I attached tflite converted file (yolox.tfilte).
CPU INFERENCE RESULT : cpu infer.jpg
NPU INFERNECE RESULT : eIQ_converted_tflite.jpg
when I infered NPU, ERROR occur as below.
E [/usr/src/debug/tim-vx/1.1.39-r0/git/src/tim/vx/internal/src/vsi_nn_graph.c:vsi_nn_SetupGraph: 770] CHECK STATUS(-10: the supplied parameter information does not match the kernel contract. )
Hi @woohyoungshin,
Thank you for contacting NXP Support.
Could you please tell me your BSP and eIQ version?
I will try to replicate on my side and verify this issue.
Have a great day!
Thank you for your reply.
I will test and contact you as soon as possible.
Have a great day!
Hi @woohyoungshin,
Sorry for the delayed reply.
I have been working on your case and I found that in our latest BSP release the benchmarks for the iMX8MP shows the following:
For CPU using 4 cores:
For NPU:
With this results we can see a time decrease from 1.427 seconds to 121.617 milliseconds. (~x11 faster than NPU).
In addition to that, after ONNX to TFLite conversion we can see that there are many transpose and Conv2D operators that affects significantly the time for CPU inference.
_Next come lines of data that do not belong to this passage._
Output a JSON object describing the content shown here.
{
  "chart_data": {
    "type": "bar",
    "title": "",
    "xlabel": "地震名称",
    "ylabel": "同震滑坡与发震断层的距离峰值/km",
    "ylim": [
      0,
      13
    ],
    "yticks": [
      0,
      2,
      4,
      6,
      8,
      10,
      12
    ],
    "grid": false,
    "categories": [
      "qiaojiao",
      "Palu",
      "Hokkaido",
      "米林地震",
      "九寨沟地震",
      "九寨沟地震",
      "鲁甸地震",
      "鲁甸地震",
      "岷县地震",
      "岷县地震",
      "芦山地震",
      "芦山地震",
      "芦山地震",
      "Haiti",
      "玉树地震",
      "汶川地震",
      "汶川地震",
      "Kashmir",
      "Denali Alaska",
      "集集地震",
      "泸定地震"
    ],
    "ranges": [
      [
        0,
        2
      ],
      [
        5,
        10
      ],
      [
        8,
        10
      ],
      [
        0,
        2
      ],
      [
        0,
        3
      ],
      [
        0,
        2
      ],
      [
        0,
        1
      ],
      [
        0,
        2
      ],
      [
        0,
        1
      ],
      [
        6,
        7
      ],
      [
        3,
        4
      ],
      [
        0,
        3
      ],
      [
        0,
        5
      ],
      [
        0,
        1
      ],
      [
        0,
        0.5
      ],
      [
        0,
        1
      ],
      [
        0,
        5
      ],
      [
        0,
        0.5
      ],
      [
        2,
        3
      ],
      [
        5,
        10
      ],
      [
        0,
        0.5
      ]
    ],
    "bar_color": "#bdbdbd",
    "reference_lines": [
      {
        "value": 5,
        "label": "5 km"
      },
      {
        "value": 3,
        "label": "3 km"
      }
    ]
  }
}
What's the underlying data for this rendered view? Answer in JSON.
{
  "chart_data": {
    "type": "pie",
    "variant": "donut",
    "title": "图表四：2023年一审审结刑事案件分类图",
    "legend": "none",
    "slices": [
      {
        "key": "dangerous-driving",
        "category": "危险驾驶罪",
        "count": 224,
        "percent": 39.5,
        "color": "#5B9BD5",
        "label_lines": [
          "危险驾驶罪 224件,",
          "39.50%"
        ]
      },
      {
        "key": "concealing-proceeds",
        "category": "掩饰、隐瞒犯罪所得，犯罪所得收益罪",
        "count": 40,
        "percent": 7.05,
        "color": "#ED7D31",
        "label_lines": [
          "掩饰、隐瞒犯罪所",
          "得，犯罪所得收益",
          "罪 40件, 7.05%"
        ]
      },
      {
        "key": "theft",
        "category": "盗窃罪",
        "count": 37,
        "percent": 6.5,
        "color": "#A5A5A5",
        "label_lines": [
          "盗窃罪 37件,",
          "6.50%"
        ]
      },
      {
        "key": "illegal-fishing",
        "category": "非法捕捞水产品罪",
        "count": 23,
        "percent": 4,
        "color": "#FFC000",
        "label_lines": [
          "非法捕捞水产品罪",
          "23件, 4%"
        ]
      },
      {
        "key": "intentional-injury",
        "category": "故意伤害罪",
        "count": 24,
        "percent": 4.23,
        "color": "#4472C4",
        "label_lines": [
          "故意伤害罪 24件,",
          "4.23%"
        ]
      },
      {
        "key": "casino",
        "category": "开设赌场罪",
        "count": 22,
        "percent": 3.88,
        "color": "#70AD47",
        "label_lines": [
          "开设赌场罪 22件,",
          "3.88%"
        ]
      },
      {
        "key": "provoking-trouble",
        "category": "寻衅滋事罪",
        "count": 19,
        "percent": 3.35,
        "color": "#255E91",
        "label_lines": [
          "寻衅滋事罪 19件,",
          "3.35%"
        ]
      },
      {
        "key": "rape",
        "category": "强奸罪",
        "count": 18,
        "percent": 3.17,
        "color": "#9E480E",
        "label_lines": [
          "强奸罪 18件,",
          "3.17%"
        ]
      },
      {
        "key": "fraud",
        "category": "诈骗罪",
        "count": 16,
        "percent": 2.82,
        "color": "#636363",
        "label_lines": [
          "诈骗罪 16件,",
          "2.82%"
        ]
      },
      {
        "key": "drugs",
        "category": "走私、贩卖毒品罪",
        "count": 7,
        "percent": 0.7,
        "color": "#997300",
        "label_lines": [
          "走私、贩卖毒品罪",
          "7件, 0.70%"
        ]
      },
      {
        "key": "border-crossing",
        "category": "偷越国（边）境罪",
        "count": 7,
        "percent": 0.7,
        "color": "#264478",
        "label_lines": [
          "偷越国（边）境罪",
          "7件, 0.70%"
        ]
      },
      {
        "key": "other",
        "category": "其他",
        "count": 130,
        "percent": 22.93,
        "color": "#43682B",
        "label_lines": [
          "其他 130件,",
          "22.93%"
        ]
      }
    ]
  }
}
Here is the op profiling:
We can see that CONV_2D and TRANSPOSE take around 1 second.
In contrast, on the NPU those operators are fully supported and accelerate the inference.
Based on the release notes from iMX Machine Learning those operators are bug fixed from your BSP version to the latest BSP version.
Therefore, I would like to suggest upgrading your BSP version to the latest release and testing your model.
I hope this information will be helpful.
Have a great day!